New film follows the steps of Andrew Wyeth
'Wyeth,' a new PBS film about Andrew Wyeth, walks in the artists' footsteps.
A new documentary about the artist Andrew Wyeth will premiere on PBS’ “American Masters” on WHYY Channel 12 Friday evening.
“Wyeth” was made by Philadelphia-based filmmaker Glenn Holsten, who literally walked in Wyeth’s footsteps to make a portrait of the extremely popular but often misunderstood artist.
Holsten tried to match the aesthetic of the artist by shooting in the same landscapes that inspired Wyeth over his entire career. The film’s stunning cinematography is simultaneously illustrative of the artist’s methods and a meditation on nature.
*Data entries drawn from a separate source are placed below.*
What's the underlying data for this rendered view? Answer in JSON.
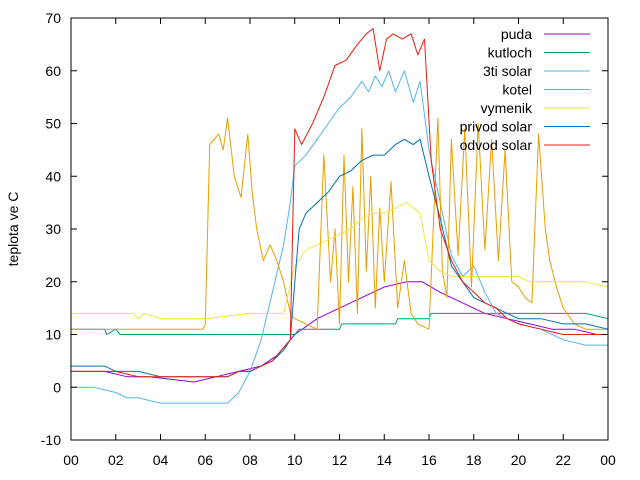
{
  "chart_data": {
    "type": "line",
    "title": "",
    "xlabel": "",
    "ylabel": "teplota ve C",
    "xlim": [
      0,
      24
    ],
    "ylim": [
      -10,
      70
    ],
    "x_ticks": [
      "00",
      "02",
      "04",
      "06",
      "08",
      "10",
      "12",
      "14",
      "16",
      "18",
      "20",
      "22",
      "00"
    ],
    "y_ticks": [
      "-10",
      "0",
      "10",
      "20",
      "30",
      "40",
      "50",
      "60",
      "70"
    ],
    "grid": false,
    "legend_position": "top-right",
    "series": [
      {
        "name": "puda",
        "color": "#9400d3",
        "x": [
          0,
          1.5,
          2.5,
          3.5,
          5.5,
          6.5,
          7.5,
          8.5,
          9.2,
          9.6,
          10,
          11,
          12,
          13,
          14,
          15,
          15.7,
          16.5,
          17.5,
          18.5,
          19.5,
          20.5,
          21.5,
          22.5,
          23.5,
          24
        ],
        "y": [
          3,
          3,
          2,
          2,
          1,
          2,
          3,
          4,
          6,
          8,
          10,
          13,
          15,
          17,
          19,
          20,
          20,
          18,
          16,
          14,
          13,
          12,
          11,
          11,
          10,
          10
        ]
      },
      {
        "name": "kutloch",
        "color": "#009e73",
        "x": [
          0,
          1.5,
          1.6,
          2,
          2.2,
          4.5,
          4.6,
          10,
          10.2,
          12,
          12.1,
          14.5,
          14.6,
          16,
          16.1,
          23,
          24
        ],
        "y": [
          11,
          11,
          10,
          11,
          10,
          10,
          10,
          10,
          11,
          11,
          12,
          12,
          13,
          13,
          14,
          14,
          13
        ]
      },
      {
        "name": "3ti solar",
        "color": "#56b4e9",
        "x": [
          0,
          1,
          2,
          2.5,
          3,
          4,
          5,
          6,
          7,
          7.5,
          8,
          8.5,
          9,
          9.5,
          9.8,
          10,
          10.5,
          11,
          11.5,
          12,
          12.5,
          13,
          13.3,
          13.6,
          13.9,
          14.2,
          14.5,
          14.9,
          15.3,
          15.6,
          16,
          16.5,
          17,
          17.5,
          18,
          18.5,
          19,
          20,
          21,
          22,
          23,
          24
        ],
        "y": [
          0,
          0,
          -1,
          -2,
          -2,
          -3,
          -3,
          -3,
          -3,
          -1,
          3,
          9,
          18,
          27,
          35,
          42,
          44,
          47,
          50,
          53,
          55,
          58,
          56,
          59,
          57,
          60,
          56,
          60,
          54,
          58,
          45,
          35,
          25,
          21,
          23,
          18,
          14,
          12,
          11,
          9,
          8,
          8
        ]
      },
      {
        "name": "kotel",
        "color": "#e69f00",
        "x": [
          0,
          2,
          3,
          5,
          5.9,
          6,
          6.2,
          6.6,
          6.8,
          7,
          7.3,
          7.6,
          7.9,
          8.1,
          8.3,
          8.6,
          8.9,
          9.2,
          9.5,
          9.8,
          10,
          10.5,
          11,
          11.3,
          11.6,
          11.8,
          12,
          12.2,
          12.4,
          12.6,
          12.8,
          13,
          13.2,
          13.4,
          13.6,
          13.8,
          14,
          14.3,
          14.6,
          14.9,
          15.2,
          15.5,
          16,
          16.4,
          16.6,
          16.8,
          17,
          17.3,
          17.6,
          17.9,
          18.2,
          18.5,
          18.8,
          19.1,
          19.4,
          19.7,
          20,
          20.3,
          20.6,
          20.9,
          21.2,
          21.4,
          21.7,
          22,
          22.5,
          23,
          24
        ],
        "y": [
          11,
          11,
          11,
          11,
          11,
          12,
          46,
          48,
          45,
          51,
          40,
          36,
          48,
          37,
          30,
          24,
          27,
          24,
          20,
          14,
          13,
          12,
          11,
          44,
          20,
          30,
          12,
          44,
          20,
          38,
          14,
          49,
          22,
          40,
          15,
          34,
          20,
          39,
          15,
          24,
          14,
          12,
          11,
          51,
          22,
          17,
          47,
          25,
          49,
          19,
          50,
          26,
          47,
          24,
          45,
          20,
          19,
          17,
          16,
          48,
          30,
          24,
          19,
          15,
          12,
          11,
          11
        ]
      },
      {
        "name": "vymenik",
        "color": "#f0e442",
        "x": [
          0,
          2.8,
          3,
          3.3,
          4,
          6,
          8,
          9.5,
          10,
          10.5,
          11,
          11.5,
          12,
          12.5,
          13,
          13.5,
          14,
          14.5,
          15,
          15.3,
          15.6,
          16,
          16.5,
          17,
          17.5,
          18,
          18.5,
          19,
          19.5,
          20,
          20.5,
          21,
          21.5,
          22,
          22.5,
          23,
          24
        ],
        "y": [
          14,
          14,
          13,
          14,
          13,
          13,
          14,
          14,
          23,
          26,
          27,
          28,
          29,
          30,
          32,
          33,
          33,
          34,
          35,
          34,
          33,
          24,
          22,
          21,
          21,
          21,
          21,
          21,
          21,
          21,
          20,
          20,
          20,
          20,
          20,
          20,
          19
        ]
      },
      {
        "name": "privod solar",
        "color": "#0072b2",
        "x": [
          0,
          1.5,
          2,
          3,
          4,
          5,
          6,
          7,
          7.5,
          8,
          8.5,
          9,
          9.5,
          9.8,
          10,
          10.2,
          10.5,
          11,
          11.5,
          12,
          12.5,
          13,
          13.5,
          14,
          14.5,
          14.9,
          15.3,
          15.6,
          16,
          16.5,
          17,
          17.5,
          18,
          18.5,
          19,
          19.5,
          20,
          21,
          22,
          23,
          24
        ],
        "y": [
          4,
          4,
          3,
          3,
          2,
          2,
          2,
          2,
          3,
          3,
          4,
          5,
          7,
          9,
          20,
          30,
          33,
          35,
          37,
          40,
          41,
          43,
          44,
          44,
          46,
          47,
          46,
          47,
          40,
          32,
          23,
          20,
          17,
          16,
          15,
          14,
          13,
          13,
          12,
          12,
          11
        ]
      },
      {
        "name": "odvod solar",
        "color": "#e51e10",
        "x": [
          0,
          1.5,
          2,
          3,
          4,
          5,
          6,
          7,
          7.5,
          8,
          8.5,
          9,
          9.4,
          9.8,
          10,
          10.3,
          10.8,
          11.3,
          11.8,
          12.3,
          12.8,
          13.2,
          13.5,
          13.8,
          14.1,
          14.4,
          14.8,
          15.2,
          15.5,
          15.8,
          16.1,
          16.5,
          17,
          17.5,
          18,
          18.5,
          19,
          19.5,
          20,
          21,
          22,
          23,
          24
        ],
        "y": [
          3,
          3,
          3,
          2,
          2,
          2,
          2,
          2,
          3,
          3,
          4,
          5,
          7,
          9,
          49,
          46,
          50,
          55,
          61,
          62,
          65,
          67,
          68,
          60,
          66,
          67,
          66,
          67,
          63,
          66,
          43,
          30,
          24,
          20,
          18,
          16,
          15,
          13,
          12,
          11,
          10,
          10,
          10
        ]
      }
    ]
  }
}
“They’re there! I didn’t make them up. The hills look like that,” said Holsten. “When I first went to Andrew Wyeth’s studio, driving through Chadds Ford and the road that goes right up to his studio, I was, like, this is like driving into a painting.”
Wyeth lived and worked his entire life without hardly moving. For some 70 years, he painted the people and landscapes of exactly two places: Chadds Ford, Pennsylvania, and Cushing, Maine. Both are relatively isolated and rural.
Even as the New York Museum of Modern Art paid huge sums for his “Christina’s World,” and he graced the cover of Time magazine, he was inextricably rooted in the place he was born.
“He was successful early on, so there was a financial stability there in his life,” said Holsten. “It was his job to go out and experience the world. I think he chose to experience Chadds Ford and Maine – I think those were so interesting to him that he didn’t need other places.”
During the midcentury heyday of abstract expressionism and pop art, Andrew Wyeth’s somber and gritty images of wooden barns and grassy fields seemed like a different planet, but he was among the most popular and controversial artists of the day.
The film suggests both his admirers and his critics did not fully appreciate how complex his pictures were. Wyeth did not paint from life, rather he worked and reworked an image until it was distilled down to a slurry of emotion and memory.
Wyeth spent a lot of time painting the homestead of his neighbors, the Kuerners. One painting started as a portrait of Mrs. Kuerner and the family dog waiting for Mr. Kuerner to come home. He made scores of sketches, working out what the picture was essentially about.
In the end, he eliminated everyone from the image. “Groundhog Day” is a stark table set for one, with only a knife for a utensil. Outside, the sunlight window is a rough-cut log with jagged splinters.
There are stories buried in his work, sometimes too deeply to be read. Wyeth thought like a modernist, sometimes turning a painting upside down to be able to test the image as an abstract composition.
“I think what’s so interesting about his work is that we don’t have to know what he’s putting into the paintings. What we know is what we take out of them,” said Holsten. “He always said simple is really, really hard. I love that as a lesson for me: simple is hard. He would paint things and take things out and take things out and take things out.”
Andrew Wyeth died in 2009 at age 91. For most of his life he had a difficult relationship with critics, many of whom responded negatively to his popularity and bleak, earth-toned farmyards. In the last decade of his life, he saw a renewed interest in his work.